I start at my usual big lake put in. It is very calm and the clouds are giving way to the sun. I head north to Union Bay crossing the mouth straight away as I head up to the NE lagoon.
Three trumpeter swans fly past on their way east across the big lake.
Once in the bay, the ducks are active, seemingly busy for no reason.
And then, an eagle sweeps from the east, low, skimming the water and set on a coot a quarter mile distant.
The eagle begins circling having forced a coot to dive but it gives up soon and while I am momentarily distracted,
my head inside the canoe,
three eagles appear in an instant above my head whirling and whistling, a territorial discussion.
I was not ready for that at all. Not one bit.
One retreats to a tall fir tree and the resident pair takes to the top of a boat house.
As I near the lunch counter, feathers in the water show that one eagle has already eaten today.
The ducks and coots, in a large flock, regroup off of north point.

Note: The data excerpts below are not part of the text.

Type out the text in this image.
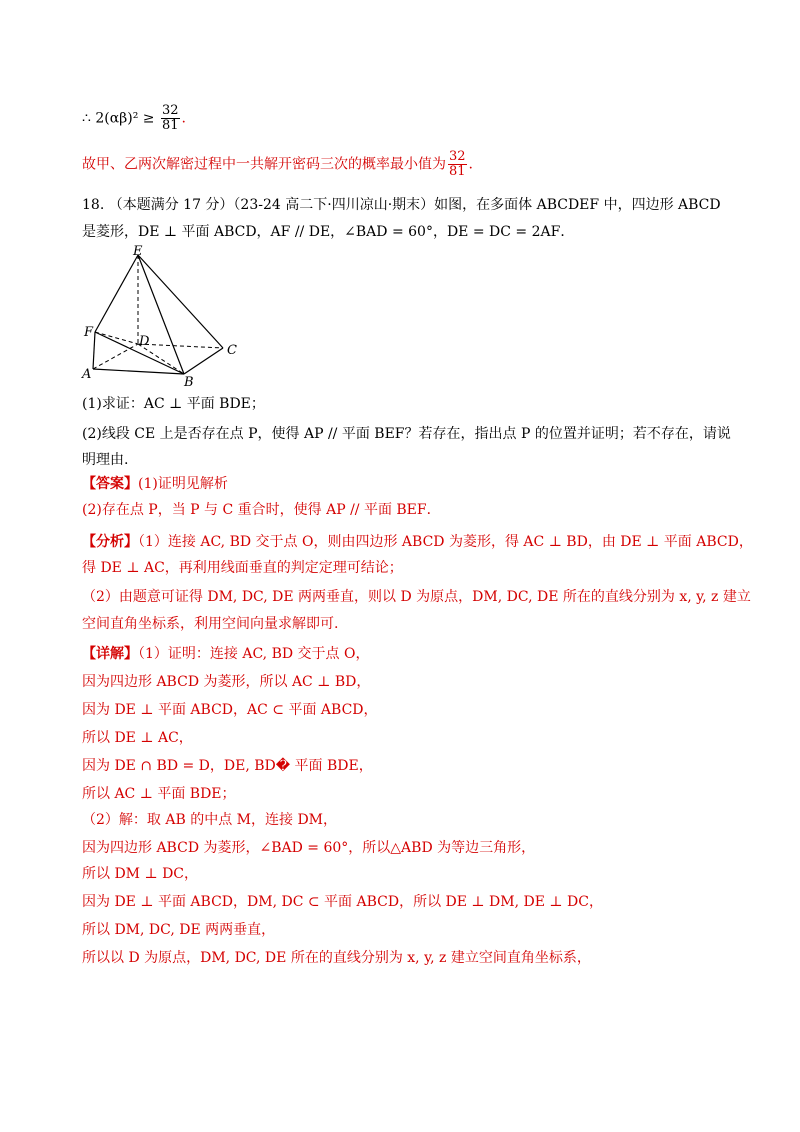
∴ $2(\alpha\beta)^2 \ge \frac{32}{81}$ .
故甲、乙两次解密过程中一共解开密码三次的概率最小值为 $\frac{32}{81}$ .
18. （本题满分 17 分）（23-24 高二下·四川凉山·期末）如图，在多面体 ABCDEF 中，四边形 ABCD
是菱形，DE ⊥ 平面 ABCD，AF // DE，∠BAD = 60°，DE = DC = 2AF．
E
F
D
C
A
B
(1)求证：AC ⊥ 平面 BDE；
(2)线段 CE 上是否存在点 P，使得 AP // 平面 BEF？若存在，指出点 P 的位置并证明；若不存在，请说
明理由.
【答案】(1)证明见解析
(2)存在点 P，当 P 与 C 重合时，使得 AP // 平面 BEF．
【分析】（1）连接 AC, BD 交于点 O，则由四边形 ABCD 为菱形，得 AC ⊥ BD，由 DE ⊥ 平面 ABCD，
得 DE ⊥ AC，再利用线面垂直的判定定理可结论；
（2）由题意可证得 DM, DC, DE 两两垂直，则以 D 为原点，DM, DC, DE 所在的直线分别为 x, y, z 建立
空间直角坐标系，利用空间向量求解即可.
【详解】（1）证明：连接 AC, BD 交于点 O，
因为四边形 ABCD 为菱形，所以 AC ⊥ BD，
因为 DE ⊥ 平面 ABCD，AC ⊂ 平面 ABCD，
所以 DE ⊥ AC，
因为 DE ∩ BD = D，DE, BD� 平面 BDE，
所以 AC ⊥ 平面 BDE；
（2）解：取 AB 的中点 M，连接 DM，
因为四边形 ABCD 为菱形，∠BAD = 60°，所以△ABD 为等边三角形，
所以 DM ⊥ DC，
因为 DE ⊥ 平面 ABCD，DM, DC ⊂ 平面 ABCD，所以 DE ⊥ DM, DE ⊥ DC，
所以 DM, DC, DE 两两垂直，
所以以 D 为原点，DM, DC, DE 所在的直线分别为 x, y, z 建立空间直角坐标系，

In the NE lagoon, all is quiet and a red tailed hawk sits high in a tree on the north shore.
I stop between #1 and #2 islands and just sit, waiting to see what will happen, because something always will happen.

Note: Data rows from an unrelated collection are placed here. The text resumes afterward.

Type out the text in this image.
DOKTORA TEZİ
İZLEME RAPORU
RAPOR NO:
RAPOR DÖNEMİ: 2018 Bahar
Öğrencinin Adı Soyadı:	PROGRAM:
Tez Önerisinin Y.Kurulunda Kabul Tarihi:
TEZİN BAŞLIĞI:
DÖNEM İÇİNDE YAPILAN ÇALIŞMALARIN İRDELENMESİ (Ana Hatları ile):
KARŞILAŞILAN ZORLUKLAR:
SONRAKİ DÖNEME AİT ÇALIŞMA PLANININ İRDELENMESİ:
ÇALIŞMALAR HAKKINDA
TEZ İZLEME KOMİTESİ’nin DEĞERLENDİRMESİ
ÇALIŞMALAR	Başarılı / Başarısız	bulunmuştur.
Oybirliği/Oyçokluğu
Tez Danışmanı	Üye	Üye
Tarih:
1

A heron sits to my right near the beaver lodge and another sits behind me. They are just sitting.
Once in awhile, a bufflehead or two flies past.
I hear honking and see the three swans returning a half mile out from where I sit.
Swan honking is not at all like goose honking. Swan honks are comical, like car horns in an old movie.
As I drift closer to the heron, it gets up and leaves, but not on account of me.
I dip my paddle once and change my view, just a bit, and the canoe comes to rest in the submerged branches at the base of the beaver lodge.